凌夢蕊一手叉腰,一手做了一個槍的手勢,對著郝小新腦袋一指,嘴裡還配音一樣發出‘砰’的一聲。
“得了得了, 那點破事我沒興趣到處傳。被人家知道我未婚妻是拉子,我面子朝哪放?不知道的人,八成還以為是我那方面有問題。大小姐你沒事你趕緊閃吧。”郝小新不耐煩的揮揮手。
“你知道就好。我閃了,等我爸回來我就正式告訴他,哇哈哈!”凌夢蕊眉毛一挑,得意的吹了吹手指頭,然後瀟灑轉身離開。
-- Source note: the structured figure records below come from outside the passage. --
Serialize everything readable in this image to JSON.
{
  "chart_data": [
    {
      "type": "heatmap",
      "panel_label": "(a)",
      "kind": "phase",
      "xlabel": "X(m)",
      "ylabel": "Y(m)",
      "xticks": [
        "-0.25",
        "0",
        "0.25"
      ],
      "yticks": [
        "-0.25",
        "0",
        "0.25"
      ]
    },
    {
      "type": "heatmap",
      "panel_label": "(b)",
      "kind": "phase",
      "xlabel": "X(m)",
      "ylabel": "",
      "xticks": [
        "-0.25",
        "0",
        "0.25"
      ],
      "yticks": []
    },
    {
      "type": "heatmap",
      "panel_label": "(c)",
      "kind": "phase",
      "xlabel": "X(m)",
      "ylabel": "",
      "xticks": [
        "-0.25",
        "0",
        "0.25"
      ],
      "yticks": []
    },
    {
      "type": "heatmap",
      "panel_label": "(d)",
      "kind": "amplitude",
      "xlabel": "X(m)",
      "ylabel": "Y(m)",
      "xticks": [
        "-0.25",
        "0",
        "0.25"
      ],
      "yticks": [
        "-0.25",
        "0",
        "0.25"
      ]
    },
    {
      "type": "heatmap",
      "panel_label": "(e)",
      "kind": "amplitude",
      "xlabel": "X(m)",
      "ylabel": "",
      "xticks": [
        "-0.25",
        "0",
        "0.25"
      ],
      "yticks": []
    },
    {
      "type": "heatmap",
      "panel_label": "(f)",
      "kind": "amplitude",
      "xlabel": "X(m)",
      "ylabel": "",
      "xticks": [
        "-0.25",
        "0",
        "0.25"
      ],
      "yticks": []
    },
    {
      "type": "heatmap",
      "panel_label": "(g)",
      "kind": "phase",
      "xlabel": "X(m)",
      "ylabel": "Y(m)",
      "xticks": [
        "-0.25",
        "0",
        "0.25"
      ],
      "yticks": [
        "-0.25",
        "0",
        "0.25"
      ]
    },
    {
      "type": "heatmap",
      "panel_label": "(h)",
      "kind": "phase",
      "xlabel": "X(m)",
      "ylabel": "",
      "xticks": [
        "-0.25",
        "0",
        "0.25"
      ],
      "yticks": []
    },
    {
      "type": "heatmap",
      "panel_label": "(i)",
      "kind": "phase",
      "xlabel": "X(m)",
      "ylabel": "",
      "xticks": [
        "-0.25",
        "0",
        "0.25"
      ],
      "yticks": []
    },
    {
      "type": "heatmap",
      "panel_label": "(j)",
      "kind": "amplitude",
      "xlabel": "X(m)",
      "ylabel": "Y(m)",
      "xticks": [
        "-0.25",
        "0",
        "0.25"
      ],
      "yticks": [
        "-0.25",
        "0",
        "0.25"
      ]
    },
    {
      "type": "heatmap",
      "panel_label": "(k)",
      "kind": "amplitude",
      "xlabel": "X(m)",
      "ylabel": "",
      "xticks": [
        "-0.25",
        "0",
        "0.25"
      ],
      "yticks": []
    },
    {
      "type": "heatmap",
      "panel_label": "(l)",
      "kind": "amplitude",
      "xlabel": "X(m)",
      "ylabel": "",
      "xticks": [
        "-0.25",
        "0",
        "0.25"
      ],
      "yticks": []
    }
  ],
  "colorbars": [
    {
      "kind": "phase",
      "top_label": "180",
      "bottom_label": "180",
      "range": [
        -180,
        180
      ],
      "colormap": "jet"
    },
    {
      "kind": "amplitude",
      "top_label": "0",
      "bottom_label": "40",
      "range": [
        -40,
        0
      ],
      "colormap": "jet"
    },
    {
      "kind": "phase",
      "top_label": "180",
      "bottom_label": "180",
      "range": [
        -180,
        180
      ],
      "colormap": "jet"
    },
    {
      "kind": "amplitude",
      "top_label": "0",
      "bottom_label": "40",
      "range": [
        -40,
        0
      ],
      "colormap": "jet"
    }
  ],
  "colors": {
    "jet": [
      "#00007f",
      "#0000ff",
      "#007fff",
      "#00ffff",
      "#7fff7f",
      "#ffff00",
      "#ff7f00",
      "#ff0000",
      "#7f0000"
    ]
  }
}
大惹禍神系統的聲音響起:【虛假訂婚,成功挑獲得惹禍值十點整。
提示:惹禍級別過高,保重!】
“正是閉門家中坐,禍從天上來啊。”
郝小新喜滋滋的,老子才不管什麽大禍小禍的,只要是禍就照惹不誤。
不過這十點惹禍值兌換什麽好呢?
目前體質值已經是5,心臟病治愈了,身體健康的一塌糊塗。力量是6,絕對的暴力男。敏捷是4,勉勉強強,自己又不當飛賊,暫時不需要提升敏捷。
先存著吧。
哢嚓一聲,門被打開了,凌夢蕊卻沒走,而是站在門口。
“還不走幹嘛呢,等著老公親親啊?”郝小新抬頭朝凌夢蕊望過去。
這一眼下,郝小新傻眼了。
不是凌夢蕊不走,而是門口站了一個人,堵住了門。
羅莎怔怔的站在門口,一張小臉慘白慘白的,手中一大疊文件流水般,悄然滑落在地。